As of the end of 2012, companies have spent $4.3 billion on Big Data technologies. The article claims that an estimated $232 billion will be spent over the next five years on these technologies.
There are over 250,000 viable open source solutions available. TechCrunch did the researching and testing and has presented the newest class of tools that people should not look over.
Storm and KAFKA
Storm is a “distributed real-time computation system.” It does for real-time processing what Hadoop did for batch processing. Kafka serves as the foundation for activity stream and the data processing pipeline behind it. Together, one gets the stream in real time at a linear scale.
Benefits of pairing the two:
- Handles velocities of tens of thousands of messages per second
- Superior approach to ETL and data integration
- Great in-memory analytics and real-time decision support
Drill and Dremel
Drill is the open source version of what Google has done with their Dremel. They large-scale, ad-hoc querying of data possible, much like Hadoop. Data scientists are speculating that Drill and Dremel may actually be better than Hadoop in the wider sense; replacement even.

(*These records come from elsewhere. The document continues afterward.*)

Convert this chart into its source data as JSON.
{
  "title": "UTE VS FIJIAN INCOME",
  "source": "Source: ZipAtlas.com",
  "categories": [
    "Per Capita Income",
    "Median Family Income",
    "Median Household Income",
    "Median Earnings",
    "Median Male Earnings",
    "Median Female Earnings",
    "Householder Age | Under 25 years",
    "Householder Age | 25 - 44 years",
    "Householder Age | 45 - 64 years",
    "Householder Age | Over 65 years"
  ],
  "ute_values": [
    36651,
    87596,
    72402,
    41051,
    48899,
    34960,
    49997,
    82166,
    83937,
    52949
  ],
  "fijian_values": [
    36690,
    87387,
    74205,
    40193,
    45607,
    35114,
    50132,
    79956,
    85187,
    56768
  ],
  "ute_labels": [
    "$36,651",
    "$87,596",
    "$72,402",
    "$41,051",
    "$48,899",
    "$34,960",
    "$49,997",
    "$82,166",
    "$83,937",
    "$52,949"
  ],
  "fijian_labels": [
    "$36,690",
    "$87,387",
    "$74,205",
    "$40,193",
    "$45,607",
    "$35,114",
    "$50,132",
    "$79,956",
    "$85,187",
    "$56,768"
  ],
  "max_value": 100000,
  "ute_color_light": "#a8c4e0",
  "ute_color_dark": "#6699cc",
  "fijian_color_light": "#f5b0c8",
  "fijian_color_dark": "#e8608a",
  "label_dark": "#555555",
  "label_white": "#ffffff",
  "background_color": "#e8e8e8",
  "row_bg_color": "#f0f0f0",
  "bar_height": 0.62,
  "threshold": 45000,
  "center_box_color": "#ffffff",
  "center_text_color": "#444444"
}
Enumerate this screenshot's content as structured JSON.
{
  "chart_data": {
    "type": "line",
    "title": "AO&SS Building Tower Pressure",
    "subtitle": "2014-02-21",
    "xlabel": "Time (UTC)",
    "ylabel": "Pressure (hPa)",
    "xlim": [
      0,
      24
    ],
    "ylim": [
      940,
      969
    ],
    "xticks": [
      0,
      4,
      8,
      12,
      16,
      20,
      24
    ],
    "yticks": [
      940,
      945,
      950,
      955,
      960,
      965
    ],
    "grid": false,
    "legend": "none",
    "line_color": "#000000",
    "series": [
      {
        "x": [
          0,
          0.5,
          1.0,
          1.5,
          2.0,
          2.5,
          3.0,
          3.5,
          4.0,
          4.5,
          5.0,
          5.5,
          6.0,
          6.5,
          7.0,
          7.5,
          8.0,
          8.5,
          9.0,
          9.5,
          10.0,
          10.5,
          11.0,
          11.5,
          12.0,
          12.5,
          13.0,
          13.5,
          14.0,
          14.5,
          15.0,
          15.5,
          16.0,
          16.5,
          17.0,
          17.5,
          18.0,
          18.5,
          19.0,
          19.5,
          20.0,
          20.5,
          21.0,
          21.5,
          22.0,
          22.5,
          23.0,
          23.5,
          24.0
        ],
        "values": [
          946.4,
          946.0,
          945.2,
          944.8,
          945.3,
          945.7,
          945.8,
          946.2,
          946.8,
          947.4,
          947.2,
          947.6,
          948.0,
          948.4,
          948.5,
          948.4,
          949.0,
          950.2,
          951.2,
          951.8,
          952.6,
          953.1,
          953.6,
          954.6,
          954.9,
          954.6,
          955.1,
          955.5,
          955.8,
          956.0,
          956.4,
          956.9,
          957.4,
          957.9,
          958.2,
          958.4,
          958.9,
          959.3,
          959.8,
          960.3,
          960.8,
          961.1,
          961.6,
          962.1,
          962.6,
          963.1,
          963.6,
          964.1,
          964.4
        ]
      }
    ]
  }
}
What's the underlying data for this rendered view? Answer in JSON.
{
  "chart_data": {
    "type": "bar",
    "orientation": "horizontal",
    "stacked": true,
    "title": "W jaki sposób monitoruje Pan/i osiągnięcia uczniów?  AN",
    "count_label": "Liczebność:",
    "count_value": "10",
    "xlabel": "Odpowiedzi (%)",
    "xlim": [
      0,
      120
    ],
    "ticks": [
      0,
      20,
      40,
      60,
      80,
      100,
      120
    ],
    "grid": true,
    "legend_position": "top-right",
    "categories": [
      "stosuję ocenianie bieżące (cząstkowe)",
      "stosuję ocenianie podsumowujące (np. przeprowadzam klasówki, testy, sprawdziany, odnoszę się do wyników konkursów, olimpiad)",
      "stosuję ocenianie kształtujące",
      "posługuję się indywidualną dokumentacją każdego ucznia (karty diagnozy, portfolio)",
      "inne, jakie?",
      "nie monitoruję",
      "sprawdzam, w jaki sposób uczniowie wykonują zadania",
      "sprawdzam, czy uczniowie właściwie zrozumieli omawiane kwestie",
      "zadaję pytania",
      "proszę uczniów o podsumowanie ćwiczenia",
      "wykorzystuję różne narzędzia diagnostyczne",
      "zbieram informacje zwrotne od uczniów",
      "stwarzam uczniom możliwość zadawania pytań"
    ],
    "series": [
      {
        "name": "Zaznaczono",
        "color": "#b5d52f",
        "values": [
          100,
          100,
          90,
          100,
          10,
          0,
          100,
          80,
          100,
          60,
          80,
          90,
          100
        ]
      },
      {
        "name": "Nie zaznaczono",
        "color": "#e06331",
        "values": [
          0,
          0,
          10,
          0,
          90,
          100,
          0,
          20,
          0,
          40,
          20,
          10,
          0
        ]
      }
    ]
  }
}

R is an open source statistical programming language that is quickly becoming the new standard for statistics. With their strong community and daily innovation, it has become one of the best places to be in Big Data currently. Pairing it with Hadoop is a wonderful way to future-proof your Big Data program.
Gremlin and Giraph
Gremlin and Giraph , paired with graph databases, empower graph analysis, which allows a different approach from a relational approach. Gremlin and Giraph are open source alternatives to Google’s Pregel.
The article mentions SAP HANA as well, but upon further investigation, it isn’t a true open source solution.